LGMAN stands for Log Manager. There is only one LGMAN block in the data node. But this block can be accessed from any ldm execution module. In this case the Logfile_client class is used, when creating such an object a mutex is grabbed to ensure that only one thread at a time is accessing the UNDO log. These accesses from the ldm execution modules are only writing into the UNDO log buffer. The actual file writes are executed in the LGMAN block in the rep execution module.

TSMAN#

TSMAN stands for Tablespace Manager. The creation and opening of tablespace files happens in the TSMAN block. The actual writes to the tablespace files are however handled by the PGMAN blocks in the ldm threads and the extra PGMAN block described below.
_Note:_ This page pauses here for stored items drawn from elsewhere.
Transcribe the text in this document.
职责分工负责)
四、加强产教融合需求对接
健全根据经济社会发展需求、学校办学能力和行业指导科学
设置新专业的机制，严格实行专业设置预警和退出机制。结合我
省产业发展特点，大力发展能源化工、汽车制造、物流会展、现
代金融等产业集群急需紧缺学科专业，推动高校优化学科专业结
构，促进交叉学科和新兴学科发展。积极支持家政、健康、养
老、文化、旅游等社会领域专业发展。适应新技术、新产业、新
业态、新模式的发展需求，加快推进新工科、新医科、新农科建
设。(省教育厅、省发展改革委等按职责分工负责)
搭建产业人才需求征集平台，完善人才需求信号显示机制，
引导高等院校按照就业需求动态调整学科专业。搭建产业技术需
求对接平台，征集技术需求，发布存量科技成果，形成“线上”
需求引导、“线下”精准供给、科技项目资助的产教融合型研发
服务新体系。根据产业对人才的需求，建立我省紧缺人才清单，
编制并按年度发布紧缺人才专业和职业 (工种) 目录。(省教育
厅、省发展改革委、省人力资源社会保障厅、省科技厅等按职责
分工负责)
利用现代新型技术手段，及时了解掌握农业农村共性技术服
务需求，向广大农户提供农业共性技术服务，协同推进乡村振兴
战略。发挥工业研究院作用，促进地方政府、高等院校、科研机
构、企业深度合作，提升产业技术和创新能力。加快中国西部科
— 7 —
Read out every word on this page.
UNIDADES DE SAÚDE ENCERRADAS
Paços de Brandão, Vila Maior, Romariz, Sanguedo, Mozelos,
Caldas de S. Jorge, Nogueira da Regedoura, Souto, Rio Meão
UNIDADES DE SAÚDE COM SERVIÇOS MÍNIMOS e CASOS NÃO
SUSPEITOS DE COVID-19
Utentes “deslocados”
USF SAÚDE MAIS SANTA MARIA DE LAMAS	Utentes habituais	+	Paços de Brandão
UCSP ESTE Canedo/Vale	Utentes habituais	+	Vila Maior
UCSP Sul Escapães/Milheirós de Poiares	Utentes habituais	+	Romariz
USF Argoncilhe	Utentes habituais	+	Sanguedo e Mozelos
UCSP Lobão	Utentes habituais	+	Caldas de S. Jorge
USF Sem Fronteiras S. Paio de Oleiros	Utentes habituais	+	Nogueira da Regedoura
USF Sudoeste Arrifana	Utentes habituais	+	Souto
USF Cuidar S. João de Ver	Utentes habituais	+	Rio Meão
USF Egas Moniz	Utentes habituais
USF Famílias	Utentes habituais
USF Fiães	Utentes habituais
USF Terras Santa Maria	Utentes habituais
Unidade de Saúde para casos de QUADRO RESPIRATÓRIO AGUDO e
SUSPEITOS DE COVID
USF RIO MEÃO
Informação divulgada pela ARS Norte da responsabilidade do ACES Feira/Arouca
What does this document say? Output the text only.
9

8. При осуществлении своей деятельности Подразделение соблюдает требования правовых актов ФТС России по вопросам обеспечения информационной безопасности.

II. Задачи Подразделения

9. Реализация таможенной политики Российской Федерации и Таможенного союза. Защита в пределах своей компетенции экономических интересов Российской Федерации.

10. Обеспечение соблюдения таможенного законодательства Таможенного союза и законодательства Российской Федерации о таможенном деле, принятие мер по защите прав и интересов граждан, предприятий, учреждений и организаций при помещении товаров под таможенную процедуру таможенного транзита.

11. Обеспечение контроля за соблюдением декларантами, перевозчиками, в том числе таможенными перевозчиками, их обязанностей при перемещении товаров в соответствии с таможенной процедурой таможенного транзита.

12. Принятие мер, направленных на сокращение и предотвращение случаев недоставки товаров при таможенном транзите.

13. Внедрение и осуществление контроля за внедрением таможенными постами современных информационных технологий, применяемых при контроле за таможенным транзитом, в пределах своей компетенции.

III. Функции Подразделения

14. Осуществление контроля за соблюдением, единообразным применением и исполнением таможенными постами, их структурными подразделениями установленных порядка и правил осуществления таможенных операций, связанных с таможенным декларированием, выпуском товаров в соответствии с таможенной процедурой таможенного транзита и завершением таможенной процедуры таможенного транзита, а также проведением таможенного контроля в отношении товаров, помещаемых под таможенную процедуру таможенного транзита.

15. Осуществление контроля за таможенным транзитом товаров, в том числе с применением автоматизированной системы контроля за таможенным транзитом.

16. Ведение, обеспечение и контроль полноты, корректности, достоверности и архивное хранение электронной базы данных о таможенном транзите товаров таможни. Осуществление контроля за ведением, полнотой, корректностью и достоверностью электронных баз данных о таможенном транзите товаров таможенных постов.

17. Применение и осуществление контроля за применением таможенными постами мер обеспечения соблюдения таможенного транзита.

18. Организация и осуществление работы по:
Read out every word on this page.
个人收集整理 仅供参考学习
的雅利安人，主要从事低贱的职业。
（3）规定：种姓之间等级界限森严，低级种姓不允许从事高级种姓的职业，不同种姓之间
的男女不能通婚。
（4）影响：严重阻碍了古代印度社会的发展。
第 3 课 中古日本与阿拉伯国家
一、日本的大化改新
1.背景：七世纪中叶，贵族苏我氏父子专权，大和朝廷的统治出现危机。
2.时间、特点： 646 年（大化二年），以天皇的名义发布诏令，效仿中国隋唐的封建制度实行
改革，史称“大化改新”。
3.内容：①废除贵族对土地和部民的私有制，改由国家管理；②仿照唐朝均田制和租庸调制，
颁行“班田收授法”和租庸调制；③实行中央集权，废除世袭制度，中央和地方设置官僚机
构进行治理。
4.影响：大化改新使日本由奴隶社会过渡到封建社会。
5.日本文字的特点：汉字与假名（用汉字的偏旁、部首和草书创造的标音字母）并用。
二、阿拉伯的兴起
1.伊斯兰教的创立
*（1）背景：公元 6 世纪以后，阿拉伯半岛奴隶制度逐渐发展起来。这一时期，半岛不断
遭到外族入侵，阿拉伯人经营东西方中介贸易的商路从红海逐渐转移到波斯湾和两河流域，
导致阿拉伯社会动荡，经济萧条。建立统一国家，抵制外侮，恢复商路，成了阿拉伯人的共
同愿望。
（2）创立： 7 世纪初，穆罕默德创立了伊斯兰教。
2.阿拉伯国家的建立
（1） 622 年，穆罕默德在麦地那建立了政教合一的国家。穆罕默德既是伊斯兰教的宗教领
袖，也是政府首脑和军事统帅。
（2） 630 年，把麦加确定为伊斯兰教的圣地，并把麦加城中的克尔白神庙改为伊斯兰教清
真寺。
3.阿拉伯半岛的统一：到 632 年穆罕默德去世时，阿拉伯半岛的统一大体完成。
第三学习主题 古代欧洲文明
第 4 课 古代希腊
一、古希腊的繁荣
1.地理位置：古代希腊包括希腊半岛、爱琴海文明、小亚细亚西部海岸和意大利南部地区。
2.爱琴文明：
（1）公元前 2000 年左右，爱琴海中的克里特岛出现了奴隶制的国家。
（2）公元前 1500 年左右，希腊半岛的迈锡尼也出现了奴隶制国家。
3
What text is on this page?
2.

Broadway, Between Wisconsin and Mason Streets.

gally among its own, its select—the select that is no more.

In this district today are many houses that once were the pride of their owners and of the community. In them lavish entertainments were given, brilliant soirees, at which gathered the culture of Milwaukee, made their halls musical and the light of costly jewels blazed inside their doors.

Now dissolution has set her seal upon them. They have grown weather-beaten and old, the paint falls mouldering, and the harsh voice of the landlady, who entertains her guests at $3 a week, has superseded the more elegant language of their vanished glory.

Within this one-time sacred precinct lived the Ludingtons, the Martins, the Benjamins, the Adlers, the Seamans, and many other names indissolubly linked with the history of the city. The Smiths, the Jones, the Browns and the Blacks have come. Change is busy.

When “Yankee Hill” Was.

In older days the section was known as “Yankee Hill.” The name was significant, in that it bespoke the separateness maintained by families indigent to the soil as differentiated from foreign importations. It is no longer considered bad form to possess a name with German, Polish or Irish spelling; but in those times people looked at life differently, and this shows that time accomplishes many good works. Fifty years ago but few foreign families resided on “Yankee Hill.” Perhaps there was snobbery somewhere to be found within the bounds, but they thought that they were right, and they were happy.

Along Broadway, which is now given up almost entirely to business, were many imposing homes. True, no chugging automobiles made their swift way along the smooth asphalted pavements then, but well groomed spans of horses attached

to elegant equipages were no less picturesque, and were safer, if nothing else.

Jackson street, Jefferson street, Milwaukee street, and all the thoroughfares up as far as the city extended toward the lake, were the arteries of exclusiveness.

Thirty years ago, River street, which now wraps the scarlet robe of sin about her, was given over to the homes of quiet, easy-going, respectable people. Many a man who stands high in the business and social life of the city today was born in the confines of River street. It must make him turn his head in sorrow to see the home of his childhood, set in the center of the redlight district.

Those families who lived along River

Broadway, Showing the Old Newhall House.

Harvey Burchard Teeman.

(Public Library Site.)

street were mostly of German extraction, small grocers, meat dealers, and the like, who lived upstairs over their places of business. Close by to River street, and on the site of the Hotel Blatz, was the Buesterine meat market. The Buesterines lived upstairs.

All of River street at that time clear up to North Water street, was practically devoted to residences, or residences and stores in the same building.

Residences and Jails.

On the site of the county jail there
Any writes to extent information is handled by TSMAN. These accesses are executed from the ldm execution modules. Before entering the TSMAN block these accesses have to create a Tablespace_client object. This object will grab a mutex to ensure that only one ldm execution module at a time reads and writes into the extent information.

DBINFO#

DBINFO is a block used to implement scans used to get information that is presented in the ndbinfo tables. There are many ndbinfo tables and they are used to present information about what goes on in RonDB. In a managed RonDB setup, this information is presented in various graphs using Grafana.

Proxy blocks#

The proxy blocks for DBLQH, DBACC, DBTUP, DBTUX, BACKUP, RESTORE and PGMAN are handled in the rep execution module.

PGMAN extra#

The PGMAN block has one instance in each ldm execution module. There is also an extra PGMAN instance. The main responsibility of this instance is to handle checkpointing the extent information in tablespaces. The tablespace data used by normal tables is handled by the PGMAN instances in the ldm execution module.

The extent information is a few pages in each tablespace data file that are locked into the page cache. The checkpointing of those pages is handled by this extra PGMAN block instance. This block instance also executes in the rep execution module.

THRMAN#

THRMAN stands for Thread Manager. This block has one instance in each thread. It handles a few things such as tracking CPU usage in the thread and anything that requires access to a specific thread in the data node.

TRPMAN#

TRPMAN stands for Transporter Manager. Transporters are used to implement communication between nodes in RonDB. There is a TRPMAN block in each recv thread. This block can be used to open and close communication between nodes at the request of other blocks.